Se bajaron de los caballos. Juntos levantaron el cuerpo de Jonathan de la carreta. Jordin permaneció inmóvil, sosteniendo junto a su pecho los frascos de cerámica que contenían la sangre de Jonathan.

Bajaron el cuerpo al suelo. Demasiado pálido, demasiado claro, vaciado de su sangre. Demasiado inerte para ser el niño que Rom había conocido. El custodio mismo bajó a la tumba, agarró los frascos uno por uno de manos de Jordin y los puso en un lecho de paja al lado del cadáver. Cuando intentó subir, de pronto le fallaron las fuerzas y Roland debió ayudarlo.

Rom levantó un puñado de tierra, deseando que los dedos se le abrieran para soltarla en la tumba.

Anatema. Blasfemia, verla caer sobre ese cuerpo en pasividad.

Soltó la tierra sobre el dorso de Jonathan, luego se hizo a un lado. Roland pasó adelante e hizo lo mismo. Jordin depositó solamente un montón de flores encima de los puñados de tierra, sollozando todo el tiempo. Uno por uno se acercaron los demás de la procesión, los niños después de todos y lanzando anémonas a la tumba. Luego los custodios estuvieron allí con sus palas.

Rom se volvió, mirando hacia el oeste, entrecerrando los ojos hacia el sol.

Enterraron al resto de los custodios en la cavidad más allá de la tumba de Jonathan.
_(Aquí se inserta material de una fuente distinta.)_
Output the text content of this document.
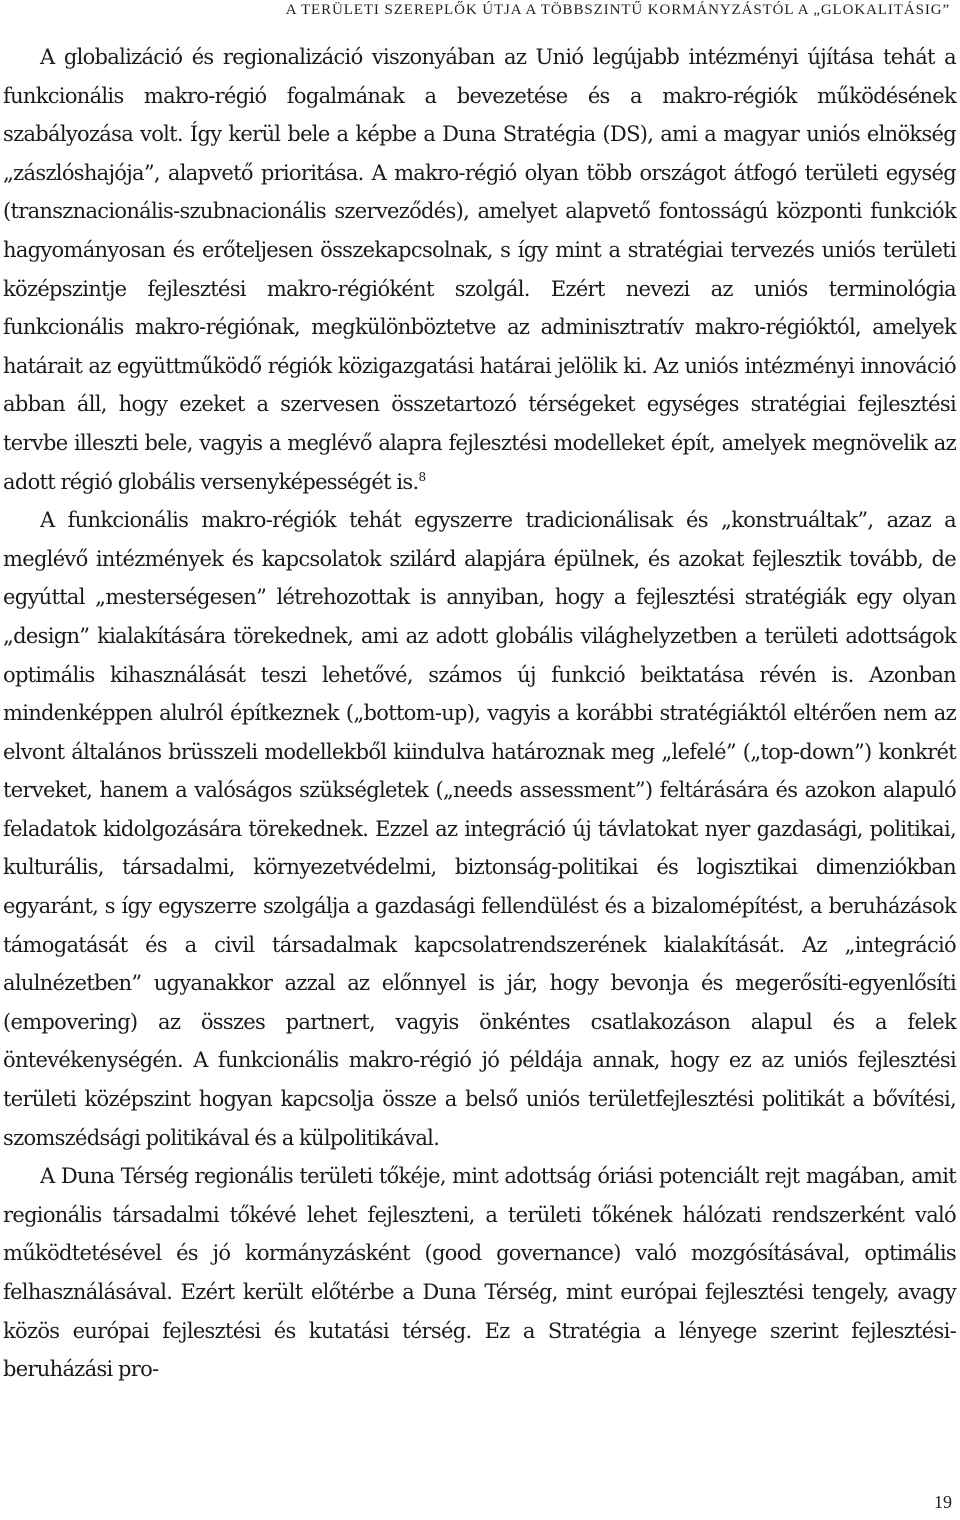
A TERÜLETI SZEREPLŐK ÚTJA A TÖBBSZINTŰ KORMÁNYZÁSTÓL A „GLOKALITÁSIG”

A globalizáció és regionalizáció viszonyában az Unió legújabb intézményi újítása tehát a funkcionális makro-régió fogalmának a bevezetése és a makro-régiók működésének szabályozása volt. Így kerül bele a képbe a Duna Stratégia (DS), ami a magyar uniós elnökség „zászlóshajója”, alapvető prioritása. A makro-régió olyan több országot átfogó területi egység (transznacionális-szubnacionális szerveződés), amelyet alapvető fontosságú központi funkciók hagyományosan és erőteljesen összekapcsolnak, s így mint a stratégiai tervezés uniós területi középszintje fejlesztési makro-régióként szolgál. Ezért nevezi az uniós terminológia funkcionális makro-régiónak, megkülönböztetve az adminisztratív makro-régióktól, amelyek határait az együttműködő régiók közigazgatási határai jelölik ki. Az uniós intézményi innováció abban áll, hogy ezeket a szervesen összetartozó térségeket egységes stratégiai fejlesztési tervbe illeszti bele, vagyis a meglévő alapra fejlesztési modelleket épít, amelyek megnövelik az adott régió globális versenyképességét is.$^8$

A funkcionális makro-régiók tehát egyszerre tradicionálisak és „konstruáltak”, azaz a meglévő intézmények és kapcsolatok szilárd alapjára épülnek, és azokat fejlesztik tovább, de egyúttal „mesterségesen” létrehozottak is annyiban, hogy a fejlesztési stratégiák egy olyan „design” kialakítására törekednek, ami az adott globális világhelyzetben a területi adottságok optimális kihasználását teszi lehetővé, számos új funkció beiktatása révén is. Azonban mindenképpen alulról építkeznek („bottom-up), vagyis a korábbi stratégiáktól eltérően nem az elvont általános brüsszeli modellekből kiindulva határoznak meg „lefelé” („top-down”) konkrét terveket, hanem a valóságos szükségletek („needs assessment”) feltárására és azokon alapuló feladatok kidolgozására törekednek. Ezzel az integráció új távlatokat nyer gazdasági, politikai, kulturális, társadalmi, környezetvédelmi, biztonság-politikai és logisztikai dimenziókban egyaránt, s így egyszerre szolgálja a gazdasági fellendülést és a bizalomépítést, a beruházások támogatását és a civil társadalmak kapcsolatrendszerének kialakítását. Az „integráció alulnézetben” ugyanakkor azzal az előnnyel is jár, hogy bevonja és megerősíti-egyenlősíti (empovering) az összes partnert, vagyis önkéntes csatlakozáson alapul és a felek öntevékenységén. A funkcionális makro-régió jó példája annak, hogy ez az uniós fejlesztési területi középszint hogyan kapcsolja össze a belső uniós területfejlesztési politikát a bővítési, szomszédsági politikával és a külpolitikával.

A Duna Térség regionális területi tőkéje, mint adottság óriási potenciált rejt magában, amit regionális társadalmi tőkévé lehet fejleszteni, a területi tőkének hálózati rendszerként való működtetésével és jó kormányzásként (good governance) való mozgósításával, optimális felhasználásával. Ezért került előtérbe a Duna Térség, mint európai fejlesztési tengely, avagy közös európai fejlesztési és kutatási térség. Ez a Stratégia a lényege szerint fejlesztési-beruházási pro-

19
Para cuando hubieron colocado a los nómadas sobre las piras y encendido el fuego, el sol había comenzado a ponerse en el horizonte en espléndido color amarillo pardo.
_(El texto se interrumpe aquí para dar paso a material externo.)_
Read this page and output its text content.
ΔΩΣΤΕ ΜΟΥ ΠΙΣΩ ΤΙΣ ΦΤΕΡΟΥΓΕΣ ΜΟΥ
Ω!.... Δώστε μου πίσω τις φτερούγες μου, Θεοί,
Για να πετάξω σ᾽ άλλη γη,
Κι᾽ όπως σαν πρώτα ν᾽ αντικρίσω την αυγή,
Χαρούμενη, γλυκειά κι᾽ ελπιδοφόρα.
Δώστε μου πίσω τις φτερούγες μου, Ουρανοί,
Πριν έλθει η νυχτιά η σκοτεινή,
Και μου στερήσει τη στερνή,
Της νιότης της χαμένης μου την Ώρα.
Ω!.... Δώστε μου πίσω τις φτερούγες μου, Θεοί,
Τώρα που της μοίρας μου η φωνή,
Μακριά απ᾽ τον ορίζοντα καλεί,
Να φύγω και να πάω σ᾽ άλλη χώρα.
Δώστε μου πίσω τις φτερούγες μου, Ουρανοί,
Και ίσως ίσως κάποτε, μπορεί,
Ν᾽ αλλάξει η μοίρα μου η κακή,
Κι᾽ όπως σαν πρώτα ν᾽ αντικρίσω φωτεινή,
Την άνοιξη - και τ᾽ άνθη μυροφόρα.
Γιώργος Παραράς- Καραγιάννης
El fuego rugió y crepitó, iluminando el cielo norteño.

No hubo canciones. Ni historias de hazañas de los caídos. Nada de la celebración podía hallar apoyo entre las llamas de tantos cuerpos ardiendo.

El multitudinario funeral consumió el día. Los familiares revolotearon sobre tumbas y piras humeantes hasta el anochecer, algunos alimentando a niños debajo de las primeras estrellas, otros rechazando alimento o incapaces de comer. Las brasas seguirían ardiendo entrada la noche y por la mañana.
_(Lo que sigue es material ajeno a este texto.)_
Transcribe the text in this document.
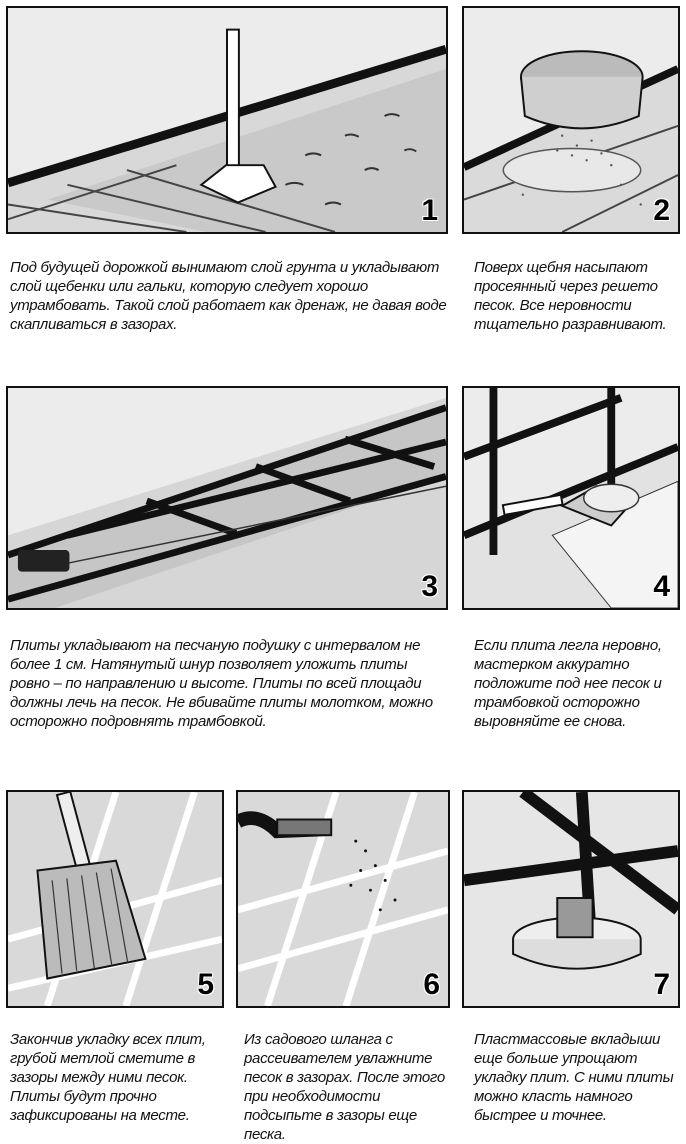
1	2
Под будущей дорожкой вынимают слой грунта и укладывают слой щебенки или гальки, которую следует хорошо утрамбовать. Такой слой работает как дренаж, не давая воде скапливаться в зазорах.
Поверх щебня насыпают просеянный через решето песок. Все неровности тщательно разравнивают.
3	4
Плиты укладывают на песчаную подушку с интервалом не более 1 см. Натянутый шнур позволяет уложить плиты ровно – по направлению и высоте. Плиты по всей площади должны лечь на песок. Не вбивайте плиты молотком, можно осторожно подровнять трамбовкой.
Если плита легла неровно, мастерком аккуратно подложите под нее песок и трамбовкой осторожно выровняйте ее снова.
5	6	7
Закончив укладку всех плит, грубой метлой сметите в зазоры между ними песок. Плиты будут прочно зафиксированы на месте.
Из садового шланга с рассеивателем увлажните песок в зазорах. После этого при необходимости подсыпьте в зазоры еще песка.
Пластмассовые вкладыши еще больше упрощают укладку плит. С ними плиты можно класть намного быстрее и точнее.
Rom se quedó mirando el fuego menguante, consciente solo de la tumba solitaria aislada de las demás. Jonathan siempre había estado aparte, solo. Pero allí estaba Jordin, al lado de él incluso ahora en la penumbra, regando la tumba con sus lágrimas.

Una terrible soledad se apoderó de Rom. Se sintió totalmente perdido. Abandonado en medio del campo de batalla donde… ¿donde qué? ¿Se había ganado una victoria? ¿Se había cambiado la historia? ¿Había conquistado el amor?

¿Fue esto una victoria o el desarrollo de la historia? ¿Esto era el amor?

Un paso a su costado. No había notado la cercanía de Roland hasta que el príncipe estuvo a su lado. Por un momento ninguno habló.

—¿Y ahora? —inquirió Rom, sin volverse.

—Seguimos como lo hemos hecho por siglos —respondió el nómada exhalando tranquilamente.

—¿Con qué fin?

—Sé que este es un día difícil para ti, pero debes recordar que el muchacho nos dejó —dijo el príncipe volviéndose al fin hacia él en medio de la oscuridad—. Vivimos como mortales, llenos de la vida de él. Este fue su propósito.

—¿Morir? No puedo creerlo.

—Cree lo que quieras. En cuanto a mí, creo que él vivió para dar vida, y cuando esa vida abandonó su sangre, murió de buena gana. Ahora mi pueblo tomará el poder que él nos dio y cumpliremos nuestro destino. Nosotros, no Jonathan, gobernaremos el mundo. Quizás así debió ser siempre.

¿Podía Rom haberse equivocado tanto? Si Roland tenía razón, este solo era el comienzo. Sin embargo, ellos no gobernarían. Y ahora había menos mortales vivos que antes. Pero aun mientras las inquietudes batallaban dentro de él, supo con seguridad una cosa.

—Honraremos su muerte por siempre.

—Honraremos su muerte viviendo por siempre —corrigió Roland, volviéndose hacia las humeantes piras.

Esta nueva preocupación parecía tallada dentro del príncipe. Tal como había fusionado a su pueblo con su identidad como nómadas, ahora los involucraría en su nueva misión: vivir como una raza superior que no reconociera a nadie más que a su príncipe.

¿De qué modo era eso diferente de la misión de los sangrenegras?

—¿Qué harás?

—Llevaré a mi pueblo hacia el norte. Nos reagruparemos y nos fortaleceremos. Cuando llegue el día haremos lo que sea necesario.

—¿Qué día?

—El día en que venceremos toda opresión y gobernaremos.

¿Gobernar cómo? Rom quiso preguntar. Pero solamente asintió con la cabeza.

Roland inclinó la cabeza y se alejó.